Microsoft closed the deal, originally proposed in January 2022
as the biggest acquisition in the history of the gaming
industry, on Oct. 13 of this year after obtaining the approval
of British regulators.
The Federal Trade Commission, however, is expected to tell a
three-judge appeals court panel in California that the
lower-court judge held the agency to too high a standard,
effectively requiring it to prove that the deal was
anticompetitive when the standard is simply that the deal raises
serious competitive concerns.
The FTC is fighting an uphill battle, given that it lost the
lower-court fight and that the EU and Britain have signed off on
the deal.
The legal battle is part of a broader push by the Biden
administration to fight mergers and price hikes that affect
consumers in areas ranging from medicines to airline tickets.
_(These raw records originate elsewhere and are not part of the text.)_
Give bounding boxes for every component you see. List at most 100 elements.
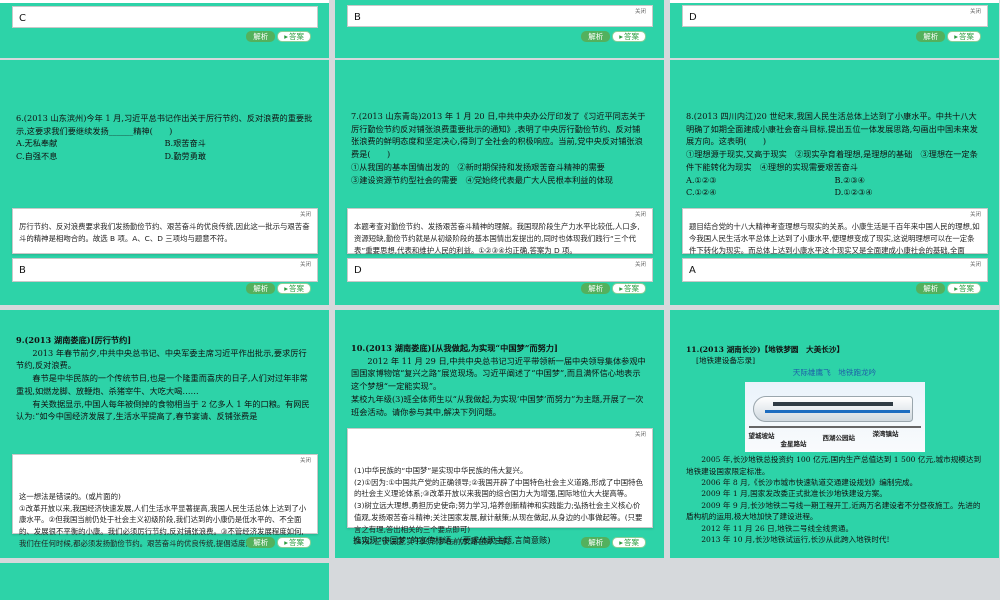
answer-label: 答案 — [624, 32, 639, 41]
close-button[interactable]: 关闭 — [300, 211, 311, 220]
slide-1: C 解析 ▸ 答案 — [0, 0, 329, 58]
statement-2: ③建设资源节约型社会的需要 ④党始终代表最广大人民根本利益的体现 — [351, 174, 614, 185]
answer-box: 关闭 D — [347, 258, 653, 282]
analysis-label: 解析 — [923, 32, 939, 41]
analysis-button[interactable]: 解析 — [246, 31, 276, 42]
arrow-icon: ▸ — [954, 32, 958, 41]
station-label: 溁湾镇站 — [872, 430, 899, 439]
train-windows — [772, 402, 893, 407]
answer-button[interactable]: ▸ 答案 — [612, 283, 646, 294]
question-card: 9.(2013 湖南娄底)[厉行节约] 2013 年春节前夕,中共中央总书记、中… — [10, 330, 319, 440]
analysis-button[interactable]: 解析 — [916, 31, 946, 42]
analysis-button[interactable]: 解析 — [581, 537, 611, 548]
slide-buttons: 解析 ▸ 答案 — [246, 537, 311, 548]
close-button[interactable]: 关闭 — [635, 431, 646, 440]
slide-4: 6.(2013 山东滨州)今年 1 月,习近平总书记作出关于厉行节约、反对浪费的… — [0, 60, 329, 305]
answer-button[interactable]: ▸ 答案 — [277, 31, 311, 42]
analysis-popup: 关闭 厉行节约、反对浪费要求我们发扬勤俭节约、艰苦奋斗的优良传统,因此这一批示与… — [12, 208, 318, 254]
question-card: 10.(2013 湖南娄底)[从我做起,为实现“中国梦”而努力] 2012 年 … — [345, 338, 654, 428]
slide-buttons: 解析 ▸ 答案 — [581, 537, 646, 548]
close-button[interactable]: 关闭 — [970, 260, 981, 268]
analysis-text: 厉行节约、反对浪费要求我们发扬勤俭节约、艰苦奋斗的优良传统,因此这一批示与艰苦奋… — [19, 222, 310, 243]
option-a: A.①②③ — [686, 174, 717, 185]
train-icon — [752, 396, 913, 423]
question-card: 8.(2013 四川内江)20 世纪末,我国人民生活总体上达到了小康水平。中共十… — [680, 106, 989, 206]
slide-8: 10.(2013 湖南娄底)[从我做起,为实现“中国梦”而努力] 2012 年 … — [335, 310, 664, 558]
banner-text: 天际雄鹰飞 地铁跑龙吟 — [792, 367, 877, 377]
answer-text: B — [354, 12, 361, 23]
answer-label: 答案 — [624, 284, 639, 293]
analysis-text: 题目结合党的十八大精神考查理想与现实的关系。小康生活是千百年来中国人民的理想,如… — [689, 222, 980, 255]
answer-button[interactable]: ▸ 答案 — [277, 537, 311, 548]
slide-buttons: 解析 ▸ 答案 — [246, 31, 311, 42]
slide-buttons: 解析 ▸ 答案 — [581, 31, 646, 42]
analysis-label: 解析 — [253, 284, 269, 293]
close-button[interactable]: 关闭 — [300, 457, 311, 466]
paragraph-4: 2009 年 9 月,长沙地铁二号线一期工程开工,近两万名建设者不分昼夜施工。先… — [686, 500, 981, 522]
question-card: 7.(2013 山东青岛)2013 年 1 月 20 日,中共中央办公厅印发了《… — [345, 106, 654, 206]
station-label: 望城坡站 — [748, 432, 775, 441]
answer-box: 关闭 B — [347, 5, 653, 27]
analysis-button[interactable]: 解析 — [246, 283, 276, 294]
answer-label: 答案 — [289, 284, 304, 293]
answer-button[interactable]: ▸ 答案 — [277, 283, 311, 294]
close-button[interactable]: 关闭 — [635, 7, 646, 15]
answer-text: D — [689, 12, 697, 23]
option-d: D.①②③④ — [834, 187, 873, 198]
option-c: C.①②④ — [686, 187, 717, 198]
close-button[interactable]: 关闭 — [300, 260, 311, 268]
analysis-label: 解析 — [588, 284, 604, 293]
arrow-icon: ▸ — [619, 538, 623, 547]
analysis-button[interactable]: 解析 — [916, 283, 946, 294]
answer-button[interactable]: ▸ 答案 — [947, 31, 981, 42]
answer-text: D — [354, 265, 362, 276]
statement-1: ①从我国的基本国情出发的 ②新时期保持和发扬艰苦奋斗精神的需要 — [351, 161, 605, 172]
question-subheading: [地铁建设备忘录] — [696, 356, 756, 366]
paragraph-2: 春节是中华民族的一个传统节日,也是一个隆重而喜庆的日子,人们对过年非常重视,如燃… — [16, 373, 308, 396]
paragraph-5: 2012 年 11 月 26 日,地铁二号线全线贯通。 — [701, 523, 854, 533]
question-card: 6.(2013 山东滨州)今年 1 月,习近平总书记作出关于厉行节约、反对浪费的… — [10, 108, 319, 206]
slide-buttons: 解析 ▸ 答案 — [581, 283, 646, 294]
close-button[interactable]: 关闭 — [635, 260, 646, 268]
paragraph-6: 2013 年 10 月,长沙地铁试运行,长沙从此跨入地铁时代! — [701, 534, 890, 544]
paragraph-1: 2005 年,长沙地铁总投资约 100 亿元,国内生产总值达到 1 500 亿元… — [686, 455, 982, 476]
slide-3: 关闭 D 解析 ▸ 答案 — [670, 0, 999, 58]
answer-box: 关闭 D — [682, 5, 988, 27]
arrow-icon: ▸ — [619, 32, 623, 41]
close-button[interactable]: 关闭 — [635, 211, 646, 220]
options: A.①②③ B.②③④ C.①②④ D.①②③④ — [686, 174, 983, 199]
paragraph-3: 2009 年 1 月,国家发改委正式批准长沙地铁建设方案。 — [701, 489, 887, 499]
station-label: 西湖公园站 — [822, 434, 856, 443]
slide-buttons: 解析 ▸ 答案 — [916, 31, 981, 42]
track-line — [748, 426, 921, 429]
answer-button[interactable]: ▸ 答案 — [612, 31, 646, 42]
analysis-popup: 关闭 题目结合党的十八大精神考查理想与现实的关系。小康生活是千百年来中国人民的理… — [682, 208, 988, 255]
answer-text: C — [19, 13, 26, 24]
close-button[interactable]: 关闭 — [970, 7, 981, 15]
question-text: 6.(2013 山东滨州)今年 1 月,习近平总书记作出关于厉行节约、反对浪费的… — [16, 113, 313, 136]
analysis-button[interactable]: 解析 — [246, 537, 276, 548]
answer-label: 答案 — [624, 538, 639, 547]
close-button[interactable]: 关闭 — [970, 211, 981, 220]
question-heading: 10.(2013 湖南娄底)[从我做起,为实现“中国梦”而努力] — [351, 343, 558, 353]
analysis-label: 解析 — [588, 32, 604, 41]
analysis-button[interactable]: 解析 — [581, 283, 611, 294]
slide-2: 关闭 B 解析 ▸ 答案 — [335, 0, 664, 58]
question-card: 11.(2013 湖南长沙)【地铁梦圆 大美长沙】 [地铁建设备忘录] 天际雄鹰… — [680, 340, 989, 555]
slide-5: 7.(2013 山东青岛)2013 年 1 月 20 日,中共中央办公厅印发了《… — [335, 60, 664, 305]
answer-button[interactable]: ▸ 答案 — [612, 537, 646, 548]
answer-label: 答案 — [289, 32, 304, 41]
analysis-popup: 关闭 本题考查对勤俭节约、发扬艰苦奋斗精神的理解。我国现阶段生产力水平比较低,人… — [347, 208, 653, 255]
answer-label: 答案 — [959, 284, 974, 293]
analysis-label: 解析 — [923, 284, 939, 293]
question-footer: 推实现“中国梦”的宣传标语。(要求体现主题,言简意赅) — [353, 535, 551, 545]
analysis-label: 解析 — [253, 32, 269, 41]
option-a: A.无私奉献 — [16, 138, 58, 149]
paragraph-3: 有关数据显示,中国人每年被倒掉的食物相当于 2 亿多人 1 年的口粮。有网民认为… — [16, 398, 310, 422]
statements: ①理想源于现实,又高于现实 ②现实孕育着理想,是理想的基础 ③理想在一定条件下能… — [686, 149, 978, 172]
arrow-icon: ▸ — [954, 284, 958, 293]
analysis-button[interactable]: 解析 — [581, 31, 611, 42]
answer-button[interactable]: ▸ 答案 — [947, 283, 981, 294]
options: A.无私奉献 B.艰苦奋斗 C.自强不息 D.勤劳勇敢 — [16, 137, 313, 162]
option-c: C.自强不息 — [16, 151, 58, 162]
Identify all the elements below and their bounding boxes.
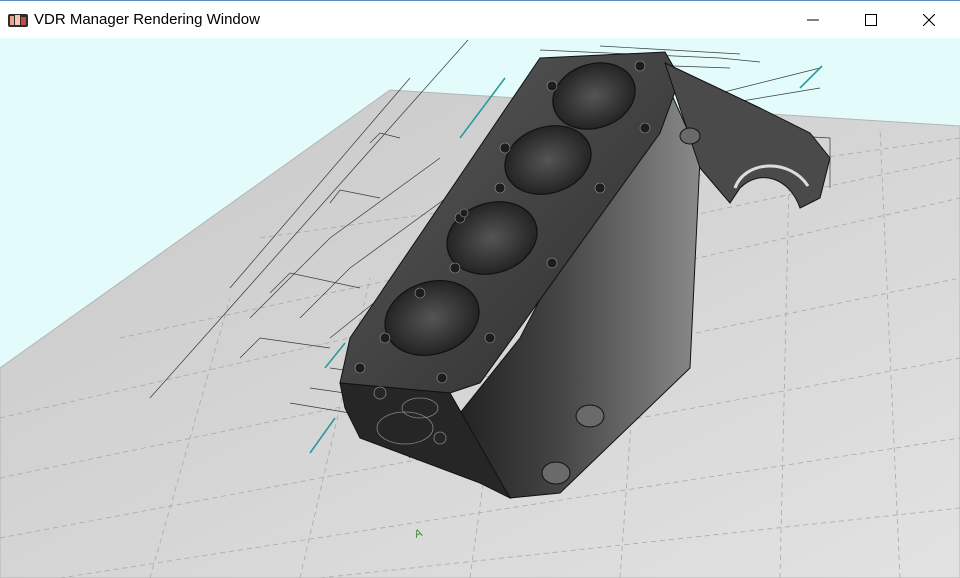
maximize-button[interactable] bbox=[842, 1, 900, 38]
maximize-icon bbox=[865, 13, 877, 26]
minimize-button[interactable] bbox=[784, 1, 842, 38]
close-icon bbox=[923, 13, 935, 26]
window-title: VDR Manager Rendering Window bbox=[34, 11, 260, 28]
title-bar: VDR Manager Rendering Window bbox=[0, 0, 960, 38]
minimize-icon bbox=[807, 19, 819, 20]
scene-canvas[interactable]: A bbox=[0, 38, 960, 578]
rendering-viewport[interactable]: A bbox=[0, 38, 960, 578]
close-button[interactable] bbox=[900, 1, 958, 38]
vdr-app-icon bbox=[8, 14, 28, 27]
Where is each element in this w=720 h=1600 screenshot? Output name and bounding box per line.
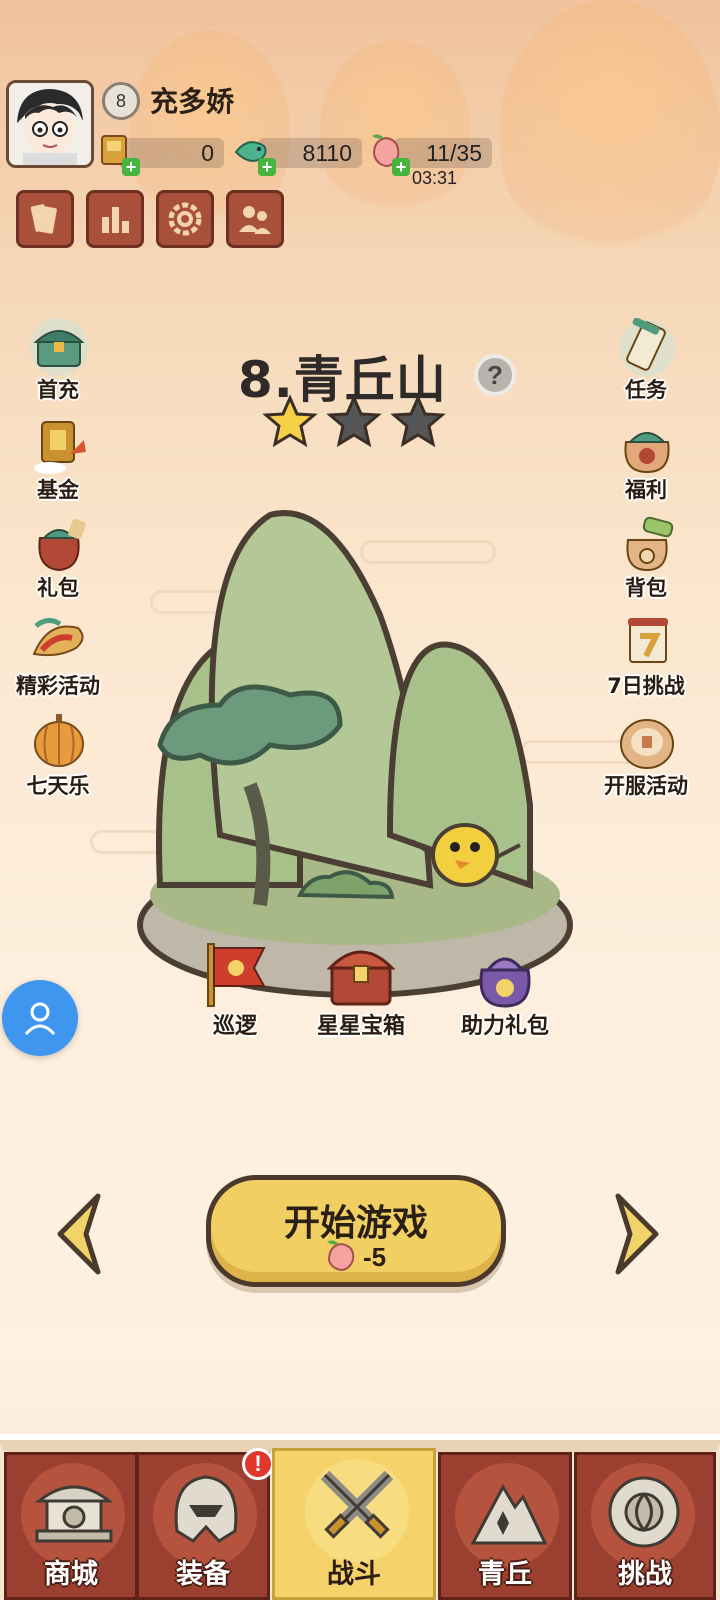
lantern-icon — [34, 714, 84, 767]
gift-bag-icon — [38, 518, 86, 572]
previous-stage-arrow-icon[interactable] — [52, 1190, 108, 1278]
assist-gift-label: 助力礼包 — [460, 1014, 549, 1039]
start-game-cost: -5 — [363, 1242, 387, 1272]
background-lantern — [500, 0, 720, 260]
settings-gear-icon — [168, 202, 202, 236]
tab-battle-label: 战斗 — [327, 1559, 381, 1590]
add-jade-fish-button[interactable]: + — [258, 158, 276, 176]
welfare-bag-icon — [624, 432, 670, 474]
floating-user-button[interactable] — [2, 980, 78, 1056]
assist-gift-button[interactable]: 助力礼包 — [440, 940, 570, 1040]
tasks-label: 任务 — [625, 378, 667, 402]
qingqiu-mountain-icon — [470, 1483, 548, 1545]
backpack-button[interactable]: 背包 — [598, 516, 694, 602]
patrol-flag-icon — [207, 943, 266, 1007]
scroll-icon — [619, 318, 675, 376]
cards-button[interactable] — [16, 190, 74, 248]
ranking-icon — [102, 207, 129, 233]
tab-shop-label: 商城 — [44, 1559, 98, 1590]
star-chest-icon — [326, 950, 396, 1006]
star-chest-label: 星星宝箱 — [316, 1014, 405, 1039]
equipment-alert-badge: ! — [242, 1448, 274, 1480]
next-stage-arrow-icon[interactable] — [608, 1190, 664, 1278]
fund-scroll-icon — [34, 421, 86, 474]
seven-days-label: 七天乐 — [26, 774, 90, 798]
server-drum-icon — [620, 719, 674, 769]
tab-challenge[interactable]: 挑战 — [574, 1452, 716, 1600]
fund-button[interactable]: 基金 — [10, 418, 106, 504]
backpack-icon — [626, 516, 674, 572]
settings-button[interactable] — [156, 190, 214, 248]
fund-label: 基金 — [37, 478, 79, 502]
stamina-timer: 03:31 — [412, 168, 458, 188]
tasks-button[interactable]: 任务 — [598, 318, 694, 404]
challenge-banner-icon — [628, 618, 668, 663]
helmet-icon — [174, 1475, 238, 1543]
tab-qingqiu[interactable]: 青丘 — [438, 1452, 572, 1600]
player-level-badge: 8 — [102, 82, 140, 120]
avatar-portrait — [9, 83, 91, 165]
seven-days-button[interactable]: 七天乐 — [10, 714, 106, 800]
tab-shop[interactable]: 商城 — [4, 1452, 138, 1600]
add-gold-ticket-button[interactable]: + — [122, 158, 140, 176]
welfare-button[interactable]: 福利 — [598, 418, 694, 504]
server-event-button[interactable]: 开服活动 — [598, 714, 694, 800]
cards-icon — [30, 204, 57, 234]
stamina-value: 11/35 — [426, 139, 482, 166]
tab-challenge-label: 挑战 — [618, 1559, 672, 1590]
patrol-button[interactable]: 巡逻 — [170, 940, 300, 1040]
ranking-button[interactable] — [86, 190, 144, 248]
star-empty-icon — [390, 394, 446, 448]
help-icon[interactable]: ? — [474, 354, 516, 396]
server-event-label: 开服活动 — [604, 774, 688, 798]
friends-icon — [239, 206, 271, 234]
tab-equipment-label: 装备 — [176, 1559, 230, 1590]
player-avatar[interactable] — [6, 80, 94, 168]
jade-fish-value: 8110 — [302, 139, 352, 166]
events-label: 精彩活动 — [16, 674, 100, 698]
star-earned-icon — [262, 394, 318, 448]
gold-ticket-value: 0 — [201, 139, 214, 166]
first-recharge-label: 首充 — [37, 378, 79, 402]
start-game-button[interactable]: 开始游戏 -5 — [206, 1175, 506, 1287]
patrol-label: 巡逻 — [212, 1014, 257, 1039]
tab-battle[interactable]: 战斗 — [272, 1448, 436, 1600]
tab-qingqiu-label: 青丘 — [478, 1559, 532, 1590]
first-recharge-button[interactable]: 首充 — [10, 318, 106, 404]
seven-day-challenge-button[interactable]: 7日挑战 — [598, 614, 694, 700]
events-button[interactable]: 精彩活动 — [10, 614, 106, 700]
seven-day-challenge-label: 7日挑战 — [607, 674, 685, 698]
stage-mountain-illustration[interactable] — [130, 505, 580, 1005]
add-stamina-button[interactable]: + — [392, 158, 410, 176]
star-empty-icon — [326, 394, 382, 448]
backpack-label: 背包 — [625, 576, 667, 600]
crossed-swords-icon — [320, 1470, 394, 1539]
gift-pack-button[interactable]: 礼包 — [10, 516, 106, 602]
dragon-event-icon — [32, 618, 84, 657]
shop-pavilion-icon — [34, 1485, 114, 1543]
peach-cost-icon — [327, 1240, 355, 1272]
user-icon — [24, 1002, 56, 1036]
challenge-drum-icon — [608, 1476, 680, 1548]
star-chest-button[interactable]: 星星宝箱 — [296, 940, 426, 1040]
welfare-label: 福利 — [625, 478, 667, 502]
gift-pack-label: 礼包 — [37, 576, 79, 600]
assist-gift-bag-icon — [479, 957, 531, 1008]
friends-button[interactable] — [226, 190, 284, 248]
treasure-chest-icon — [30, 318, 88, 376]
player-name: 充多娇 — [150, 85, 235, 118]
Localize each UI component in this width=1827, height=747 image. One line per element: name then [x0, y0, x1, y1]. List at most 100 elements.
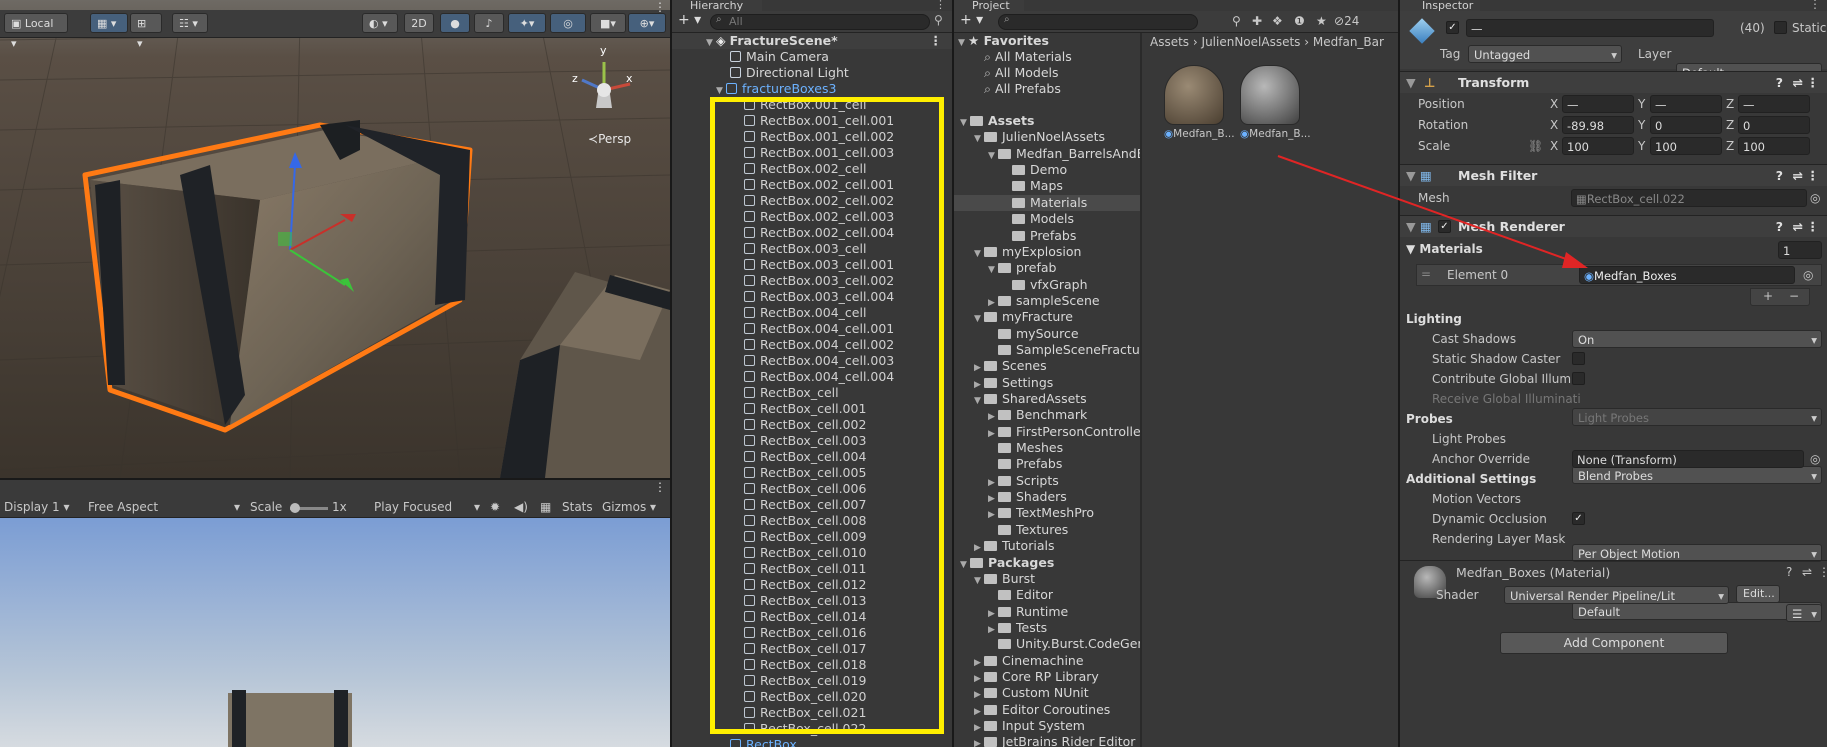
transform-scale-z-field[interactable]: 100 [1738, 137, 1810, 155]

The FTC is also expected to argue the judge was wrong to rely on
deals that Microsoft struck with rivals to distribute games as
proof the merger would not hurt competition.
The FTC filed a lawsuit aimed at stopping the deal in December
2022, arguing that Microsoft would use Activision's popular
games to suppress competition to its Xbox consoles and dominate
fast-growing subscription and cloud gaming businesses. But a
federal judge in California ruled in July that it failed to make
its case.
Microsoft is expected to argue that the FTC has failed to show
that the judge erred in her ruling. It will also contend that
the agency failed to show that Microsoft had an incentive to
withhold "Call of Duty" from rival gaming platforms.
The judges on the panel are scheduled to be Daniel Collins and
Danielle Forrest, both nominated by former President Donald
Trump, and Jennifer Sung, nominated by President Joe Biden.